A severely malnourished 5-month old infant was admitted to Arkansas Children's Hospital, Little Rock, Arkansas, in February 1990 with symptoms including heart failure, rickets, vasculitis (blood vessel inflammation), and possible neurological damage. According to the hospital, the baby girl had been fed nothing but Soy Moo since she was 3 days old. Soy Moo is a soy beverage sold in health food stores.

This kind of soy beverage, sometimes improperly called "soy milk," should not be confused with soy based infant formulas. Unlike true infant formulas, which are nutritionally complete and appropriate for infants, soy beverages are lacking some of the nutrients infants need.

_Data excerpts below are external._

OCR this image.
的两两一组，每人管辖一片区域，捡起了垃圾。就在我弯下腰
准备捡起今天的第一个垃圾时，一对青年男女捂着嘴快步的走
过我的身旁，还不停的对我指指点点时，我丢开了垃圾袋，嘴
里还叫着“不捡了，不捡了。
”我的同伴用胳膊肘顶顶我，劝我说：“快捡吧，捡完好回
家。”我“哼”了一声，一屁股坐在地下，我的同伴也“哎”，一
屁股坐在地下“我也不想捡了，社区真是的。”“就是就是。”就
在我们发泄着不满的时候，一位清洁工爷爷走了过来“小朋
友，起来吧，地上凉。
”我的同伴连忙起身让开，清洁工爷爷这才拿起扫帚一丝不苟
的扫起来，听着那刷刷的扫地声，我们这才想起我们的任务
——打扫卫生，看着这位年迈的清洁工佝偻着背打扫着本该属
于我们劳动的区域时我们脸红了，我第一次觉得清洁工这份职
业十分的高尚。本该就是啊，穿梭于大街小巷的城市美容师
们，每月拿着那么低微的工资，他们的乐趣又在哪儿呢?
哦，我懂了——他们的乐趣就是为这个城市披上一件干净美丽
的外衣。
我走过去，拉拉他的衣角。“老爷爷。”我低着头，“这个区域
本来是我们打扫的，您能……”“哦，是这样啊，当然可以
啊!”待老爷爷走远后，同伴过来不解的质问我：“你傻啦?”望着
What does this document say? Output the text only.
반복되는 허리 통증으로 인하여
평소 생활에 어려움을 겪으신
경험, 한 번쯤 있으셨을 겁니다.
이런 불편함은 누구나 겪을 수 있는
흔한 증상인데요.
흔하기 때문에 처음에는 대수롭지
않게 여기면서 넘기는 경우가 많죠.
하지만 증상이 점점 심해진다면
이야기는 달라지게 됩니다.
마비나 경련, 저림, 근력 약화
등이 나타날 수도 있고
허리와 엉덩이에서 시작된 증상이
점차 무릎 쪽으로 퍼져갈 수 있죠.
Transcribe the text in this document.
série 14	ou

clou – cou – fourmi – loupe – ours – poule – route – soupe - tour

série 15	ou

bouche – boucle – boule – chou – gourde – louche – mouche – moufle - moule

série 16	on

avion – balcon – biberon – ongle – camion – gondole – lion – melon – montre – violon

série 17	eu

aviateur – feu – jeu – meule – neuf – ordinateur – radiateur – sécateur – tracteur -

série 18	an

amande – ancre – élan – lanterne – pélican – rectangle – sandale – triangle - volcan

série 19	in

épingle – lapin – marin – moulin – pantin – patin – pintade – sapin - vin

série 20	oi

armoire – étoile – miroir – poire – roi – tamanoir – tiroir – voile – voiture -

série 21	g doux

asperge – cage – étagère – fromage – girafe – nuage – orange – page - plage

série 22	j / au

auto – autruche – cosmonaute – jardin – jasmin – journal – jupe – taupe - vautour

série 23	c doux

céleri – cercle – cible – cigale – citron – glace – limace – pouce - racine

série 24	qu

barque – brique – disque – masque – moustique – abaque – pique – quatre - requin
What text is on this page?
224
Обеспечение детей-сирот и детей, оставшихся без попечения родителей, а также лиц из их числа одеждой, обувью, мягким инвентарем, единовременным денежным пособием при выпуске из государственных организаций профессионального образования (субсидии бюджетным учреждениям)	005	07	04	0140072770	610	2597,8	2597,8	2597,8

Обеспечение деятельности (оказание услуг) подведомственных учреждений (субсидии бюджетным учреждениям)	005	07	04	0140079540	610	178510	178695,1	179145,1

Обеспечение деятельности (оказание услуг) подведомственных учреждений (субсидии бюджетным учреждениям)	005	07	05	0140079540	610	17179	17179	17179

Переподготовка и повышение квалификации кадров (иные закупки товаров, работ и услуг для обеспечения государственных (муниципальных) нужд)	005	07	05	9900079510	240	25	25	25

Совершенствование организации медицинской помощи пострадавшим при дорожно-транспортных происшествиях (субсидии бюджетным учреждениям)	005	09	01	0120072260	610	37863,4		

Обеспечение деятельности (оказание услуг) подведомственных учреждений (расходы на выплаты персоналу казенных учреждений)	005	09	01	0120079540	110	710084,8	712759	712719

Analysis of Soy Moo by the Arkansas Children's Hospital revealed deficiencies in calcium, niacin, and vitamins D, E, and C.

Labels on Soy Moo cartons and literature about the drink do not suggest that Soy Moo be used as an infant formula. In addition, an FDA investigation found no evidence that infant's parents were explicitly told the Soy Moo could be used as a baby's sole nourishment. Nevertheless, Soy Moo's distributor, Health Valley Foods, Irwindale, California, has voluntarily stopped distribution until the new labels stating "Do Not Use As Infant Formula" can be printed.

FDA learned of a similar incident that occurred in April 1990 when a California couple questioned a physician about their 2-month old daughter's failure to gain weight. The physician discovered that the baby had been exclusively fed Edensoy, another brand of soy beverage. A midwife had recommended Edensoy to the parents, according to the FDA investigator assigned to the case.

In response to this incident, Edensoy's manufacturer, Eden Foods, Clinton, Michigan, wrote all its retailers in the United States and Canada to remind them that Edensoy is not an infant formula. In addition, the letter said, "Please make sure that no store personnel suggest or imply that Edensoy or other soy beverages are suitable for use as an infant formula."

In an effort to prevent this problem with similar soy beverage, FDA asked all 68 known manufacturers, importers, and private label distributors of these products to include a warning against using beverages as infant formula. The agency does not, however, have the regulatory authority to require this warning.